MILANO - "Il mio babbo diceva che nella vita bisogna sapersi accontentare e io ho sempre pensato che più d'una bistecca al giorno non mangio e quindi me ne frego della mucca intera". In un'intervista dell'ottobre 1997 rilasciata a Gianni Mura, Luciano Spalletti spiega così la sua personale idea di realismo. In quel periodo è un allenatore alle prime armi che guida l'Empoli in Serie A, a soli quattro anni dalla fine della sua carriera da calciatore. Sedutosi ad interim sulla panchina del "Castellani", ha salvato la squadra dalla retrocessione in C2 nel 1994 per poi passare ad allenare gli Allievi. Con il fratello gestisce l'azienda Trio, una piccola impresa di divani letto: su e giù da un furgone in giro per Vinci, prima di passare sul campo e insegnare calcio con l'autorevolezza e l'esperienza che gli derivano da circa 20 anni di Serie C.

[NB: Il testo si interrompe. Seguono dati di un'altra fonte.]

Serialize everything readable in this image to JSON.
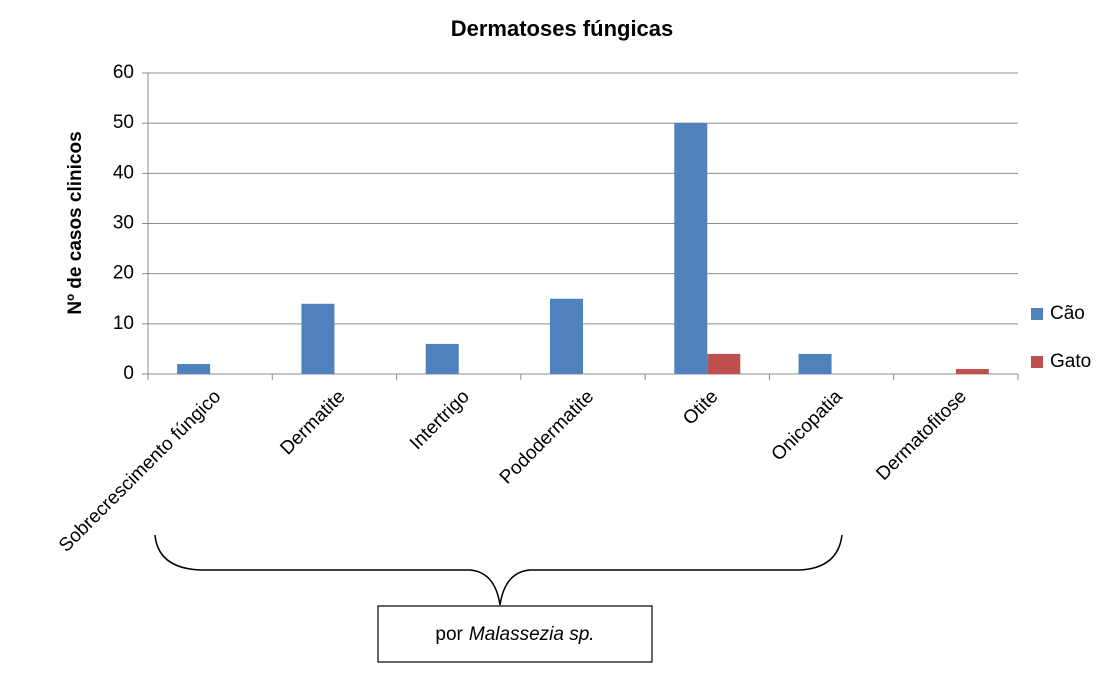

Spalletti è nato a Certaldo, il paese di Boccaccio, ed è cresciuto a Sovigliana, frazione di Vinci a una manciata di chilometri da Empoli. E mentre il suo Empoli passa, nel giro di due stagioni, dalla C1 alla Serie A, sui muri sbocciano manifesti azzurri con scritte nere: "Sacchi più Zeman uguale Spalletti". Lui, che non si sentiva pronto per allenare in A, se ne vergogna. Ma sul campo dimostra di avere le capacità giuste. Ed è sul campo, attraverso il lavoro di tutti i giorni, che perfeziona il suo credo: esercitazioni continue e studio ossessivo, con la meticolosità che appartiene ai grandi tecnici.
Del grande tecnico ha conoscenze ed esperienza, ma soprattutto l'occhio, una maniera finissima, quasi unica, di inquadrare il calciatore. Osservando il giocatore ne distilla le qualità, sa riconoscere quelle ancora inesplorate e sa promuoverle, tutto all'interno di una crescita che non è solo del calciatore singolo ma del gruppo tutto, che è il vero beneficiario del miglioramento di ognuno. Spalletti non ha un sistema preordinato perché lavora sui tempi di gioco, sui movimenti di insieme, di reparto e tra i reparti, su scalate e coperture, agendo, sviluppando, sollecitando le caratteristiche di ciascun giocatore.
Il realismo del tecnico toscano ha tante sfumature. È la passione di un ragazzino che voleva passare tutte le giornate a rincorrere un pallone sul campetto improvvisato dietro via Marconi, a Sovigliana, è l'esperienza di un calciatore che ha sudato sui campi di provincia. Ma soprattutto è l'umiltà di un uomo che ha sempre saputo che, per ottenere qualcosa nella vita, bisogna saper rispettare le persone e rimboccarsi le maniche. Glielo ha insegnato il padre Carlo e lui non se lo è mai scordato.
A Udine, tra il 2002 e il 2005, conquista due qualificazioni in Coppa Uefa e una in Champions costruendo una squadra che in Friuli non sarà mai dimenticata. Il passaggio alla Roma certifica la sua crescita: non è più il giovane debuttante insicuro di fronte al salto in A. Nella Capitale, affiancato dal fedele e instancabile vice Marco Domenichini, vince due edizioni della Coppa Italia e una Supercoppa italiana, mentre in campionato insidia una Inter dominante.
Dopo l'esperienza allo Zenit, in un contesto ambizioso che lo ha trasformato in un tecnico di caratura internazionale, ha fatto ritorno a Roma, salutata pochi giorni fa dopo una stagione da record. L'allenatore toscano è ormai considerato tra i migliori d'Europa: per chi ama il Gioco, ascoltarlo parlare è un piacere. Nessuno, almeno in Italia, è così efficace nell'analisi e nella spiegazione di una situazione di gioco, segnale chiaro che il calcio Spalletti ce l'ha nel sangue, oltre che nella testa.
In conferenza stampa si è congedato da Trigoria citando Franco Califano, un interista così passionale da ripetere la formazione nerazzurra nel sonno. Il 'Califfo', fedele all'idea di Brera secondo cui 'l'Inter è squadra femmina', aveva paragonato la Beneamata all'ammaliante Nicole Kidman. E sapendo Spalletti finalmente legato a una donna così bella e irresistibile, con la sua voce rauca e inconfondibile non potrebbe fare altro che dirgli poche semplici parole. Luciano, amala!